# Sum & difference of dependent normal variables?

• Apr 14th 2009, 07:48 PM
HD09
Sum & difference of dependent normal variables?
Given two normal random variables, which are not necessarily independent, with different means but the same variance, I need to show that:

1) The sum of these two variables is normal
2) The difference of these two variables is normal
3) The sum and the difference are independent

Can someone start me off/point me in the right direction/suggest a resource for this question? The "not necessarily independent" part has me stumped
• Apr 14th 2009, 08:37 PM
matheagle
What if I let Y=-X, they have the same variance and the sum is ZERO, which is not normal.
I'm confused.
(3) Cov(X+Y,X-Y)=V(X)-V(Y)=0 which would imply indep IF we have normality.
• Apr 14th 2009, 09:25 PM
HD09
Regarding (3) - I know independence impies zero correlation, but I thought the converse wasn't necessarily true?

For (1) & (2)... Maybe I've missed something in the wording of the question. This is what I have, word for word:

Let $\displaystyle Z_{1}$~$\displaystyle N(m_{1},\sigma^{2})$, $\displaystyle Z_{2}$~$\displaystyle N(m_{2},\sigma^{2})$ be Gaussian random variables (not necessarily independent).

Prove that $\displaystyle X_{1} = Z_{1}+Z_{2}$, $\displaystyle X_{2} = Z_{1}-Z_{2}$ are independent Gaussian random variables
• Apr 14th 2009, 10:04 PM
matheagle
Look at the bivariate normal density.
In THAT case if $\displaystyle \rho =0$, then the joint density factors, hence they are indep.
see Multivariate normal distribution - Wikipedia, the free encyclopedia

Again, what if X=Y, then the difference is not normal.
IF $\displaystyle Z_1$ and $\displaystyle Z_2$ are indep, then this is correct.
You can prove this via MGFs.
• Apr 14th 2009, 10:30 PM
HD09
Yes, I agree. If Z1 and Z2 were independent then X1 and X2 would be JOINTLY normal and in that case zero correlation would imply independence. That's fine.

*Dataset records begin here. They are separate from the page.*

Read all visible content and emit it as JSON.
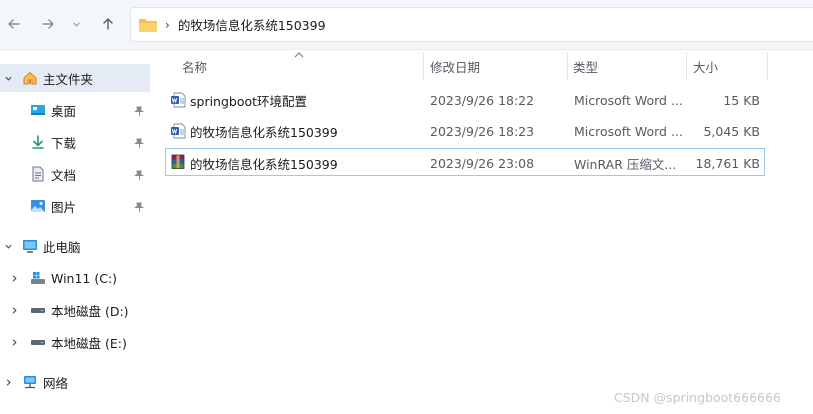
{
  "address": {
    "path": "的牧场信息化系统150399",
    "separator": "›"
  },
  "nav": {
    "back": "back-arrow-icon",
    "forward": "forward-arrow-icon",
    "recent": "chevron-down-icon",
    "up": "up-arrow-icon"
  },
  "sidebar": {
    "home": "主文件夹",
    "quick": [
      {
        "label": "桌面"
      },
      {
        "label": "下载"
      },
      {
        "label": "文档"
      },
      {
        "label": "图片"
      }
    ],
    "pc": "此电脑",
    "drives": [
      {
        "label": "Win11 (C:)"
      },
      {
        "label": "本地磁盘 (D:)"
      },
      {
        "label": "本地磁盘 (E:)"
      }
    ],
    "network": "网络"
  },
  "columns": {
    "name": "名称",
    "date": "修改日期",
    "type": "类型",
    "size": "大小"
  },
  "files": [
    {
      "name": "springboot环境配置",
      "date": "2023/9/26 18:22",
      "type": "Microsoft Word ...",
      "size": "15 KB",
      "icon": "word-doc-icon"
    },
    {
      "name": "的牧场信息化系统150399",
      "date": "2023/9/26 18:23",
      "type": "Microsoft Word ...",
      "size": "5,045 KB",
      "icon": "word-doc-icon"
    },
    {
      "name": "的牧场信息化系统150399",
      "date": "2023/9/26 23:08",
      "type": "WinRAR 压缩文...",
      "size": "18,761 KB",
      "icon": "winrar-archive-icon"
    }
  ],
  "watermark": "CSDN @springboot666666",
  "colors": {
    "accent": "#1e90e6",
    "selection_border": "#99c9ef",
    "folder": "#f4c142"
  }
}
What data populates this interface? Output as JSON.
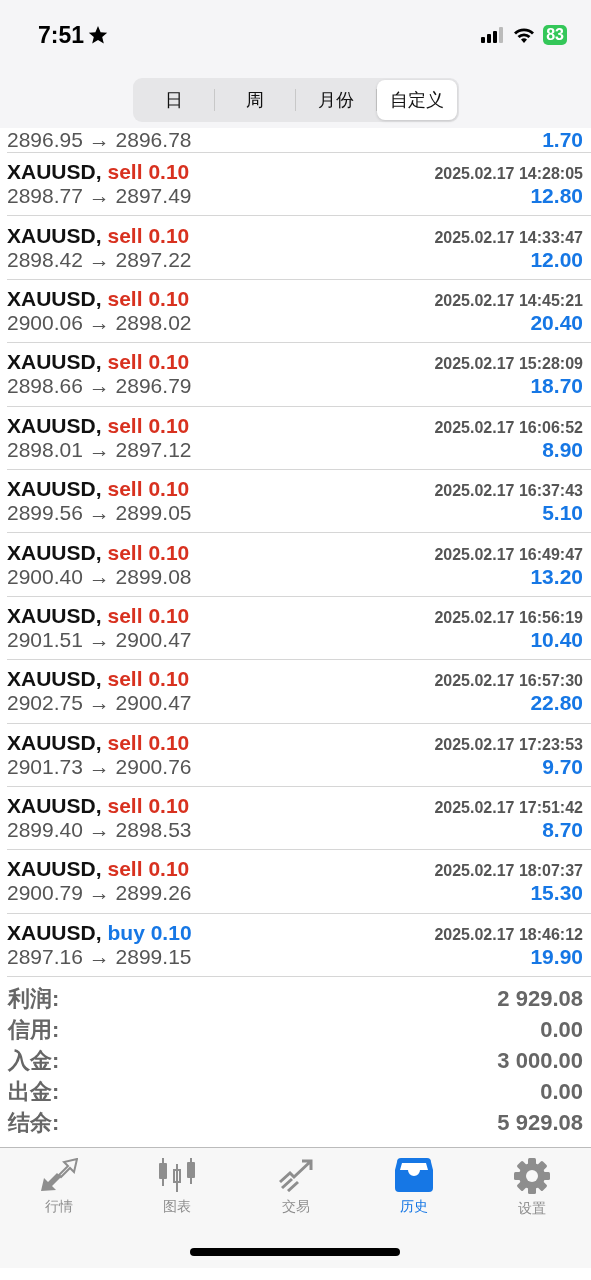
{
  "status_bar": {
    "time": "7:51",
    "battery": "83"
  },
  "period_tabs": [
    {
      "label": "日",
      "selected": false
    },
    {
      "label": "周",
      "selected": false
    },
    {
      "label": "月份",
      "selected": false
    },
    {
      "label": "自定义",
      "selected": true
    }
  ],
  "partial_deal": {
    "prices": "2896.95 → 2896.78",
    "profit": "1.70"
  },
  "deals": [
    {
      "symbol": "XAUUSD,",
      "side": "sell",
      "volume": "0.10",
      "time": "2025.02.17 14:28:05",
      "prices": "2898.77 → 2897.49",
      "profit": "12.80"
    },
    {
      "symbol": "XAUUSD,",
      "side": "sell",
      "volume": "0.10",
      "time": "2025.02.17 14:33:47",
      "prices": "2898.42 → 2897.22",
      "profit": "12.00"
    },
    {
      "symbol": "XAUUSD,",
      "side": "sell",
      "volume": "0.10",
      "time": "2025.02.17 14:45:21",
      "prices": "2900.06 → 2898.02",
      "profit": "20.40"
    },
    {
      "symbol": "XAUUSD,",
      "side": "sell",
      "volume": "0.10",
      "time": "2025.02.17 15:28:09",
      "prices": "2898.66 → 2896.79",
      "profit": "18.70"
    },
    {
      "symbol": "XAUUSD,",
      "side": "sell",
      "volume": "0.10",
      "time": "2025.02.17 16:06:52",
      "prices": "2898.01 → 2897.12",
      "profit": "8.90"
    },
    {
      "symbol": "XAUUSD,",
      "side": "sell",
      "volume": "0.10",
      "time": "2025.02.17 16:37:43",
      "prices": "2899.56 → 2899.05",
      "profit": "5.10"
    },
    {
      "symbol": "XAUUSD,",
      "side": "sell",
      "volume": "0.10",
      "time": "2025.02.17 16:49:47",
      "prices": "2900.40 → 2899.08",
      "profit": "13.20"
    },
    {
      "symbol": "XAUUSD,",
      "side": "sell",
      "volume": "0.10",
      "time": "2025.02.17 16:56:19",
      "prices": "2901.51 → 2900.47",
      "profit": "10.40"
    },
    {
      "symbol": "XAUUSD,",
      "side": "sell",
      "volume": "0.10",
      "time": "2025.02.17 16:57:30",
      "prices": "2902.75 → 2900.47",
      "profit": "22.80"
    },
    {
      "symbol": "XAUUSD,",
      "side": "sell",
      "volume": "0.10",
      "time": "2025.02.17 17:23:53",
      "prices": "2901.73 → 2900.76",
      "profit": "9.70"
    },
    {
      "symbol": "XAUUSD,",
      "side": "sell",
      "volume": "0.10",
      "time": "2025.02.17 17:51:42",
      "prices": "2899.40 → 2898.53",
      "profit": "8.70"
    },
    {
      "symbol": "XAUUSD,",
      "side": "sell",
      "volume": "0.10",
      "time": "2025.02.17 18:07:37",
      "prices": "2900.79 → 2899.26",
      "profit": "15.30"
    },
    {
      "symbol": "XAUUSD,",
      "side": "buy",
      "volume": "0.10",
      "time": "2025.02.17 18:46:12",
      "prices": "2897.16 → 2899.15",
      "profit": "19.90"
    }
  ],
  "summary": [
    {
      "label": "利润:",
      "value": "2 929.08"
    },
    {
      "label": "信用:",
      "value": "0.00"
    },
    {
      "label": "入金:",
      "value": "3 000.00"
    },
    {
      "label": "出金:",
      "value": "0.00"
    },
    {
      "label": "结余:",
      "value": "5 929.08"
    }
  ],
  "tab_bar": [
    {
      "kind": "quotes",
      "label": "行情",
      "selected": false
    },
    {
      "kind": "chart",
      "label": "图表",
      "selected": false
    },
    {
      "kind": "trade",
      "label": "交易",
      "selected": false
    },
    {
      "kind": "history",
      "label": "历史",
      "selected": true
    },
    {
      "kind": "settings",
      "label": "设置",
      "selected": false
    }
  ]
}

BUT, I'm given specifically that Z1 and Z2 are NOT necessarily independent...

Which throws into question whether X1 and X2 are even seperately normally distributed. The only clue seems to be the equal variances thing...

Re: "zero is not normal" - could you not consider zero to be a normal random variable with zero mean and zero variance?
• Apr 14th 2009, 10:36 PM
matheagle
That is a discrete rv known as $\displaystyle P(X=0)=1$.

How can you write that as $\displaystyle {1\over \sqrt{2\pi}\sigma}e^{-(x-\mu)^2\over 2\sigma^2}$

You can't divide by zero.
• Apr 14th 2009, 10:50 PM
HD09
Well, the pdf wouldn't exist, but I've seen that convention adopted in a couple of textbooks... p247 of Bertsekas & Tsitsiklis for example

So you're saying the question makes no sense?
• Apr 14th 2009, 10:58 PM
matheagle
A normal rv is a continuous rv defined on (-infinity,infinity).
P(X=0)=1 is certainly not defined on the entire real line.
• Apr 14th 2009, 11:14 PM
HD09
I'm not saying it is.

Quote:

Originally Posted by HD09
but I've seen that convention adopted in a couple of textbooks... p247 of Bertsekas & Tsitsiklis for example

So you're saying the question makes no sense?

• Apr 16th 2009, 02:36 PM
awkward
Quote:

Originally Posted by HD09
Given two normal random variables, which are not necessarily independent, with different means but the same variance, I need to show that:

1) The sum of these two variables is normal
2) The difference of these two variables is normal
3) The sum and the difference are independent

Can someone start me off/point me in the right direction/suggest a resource for this question? The "not necessarily independent" part has me stumped

I think you must assume that the two normal variables have a joint bivariate normal distribution. Let's say the variables are X and Y. Define U = X + Y and V = X - Y. Then apply the change of variables theorem to find the joint distribution of U and V. Once that is done the rest of the problem should be easy.

(Whether this works in the case where the correlation is -1 is a matter of definition, and I don't know whether the commonly accepted definition of the normal distribution is broad enough to encompass this case.)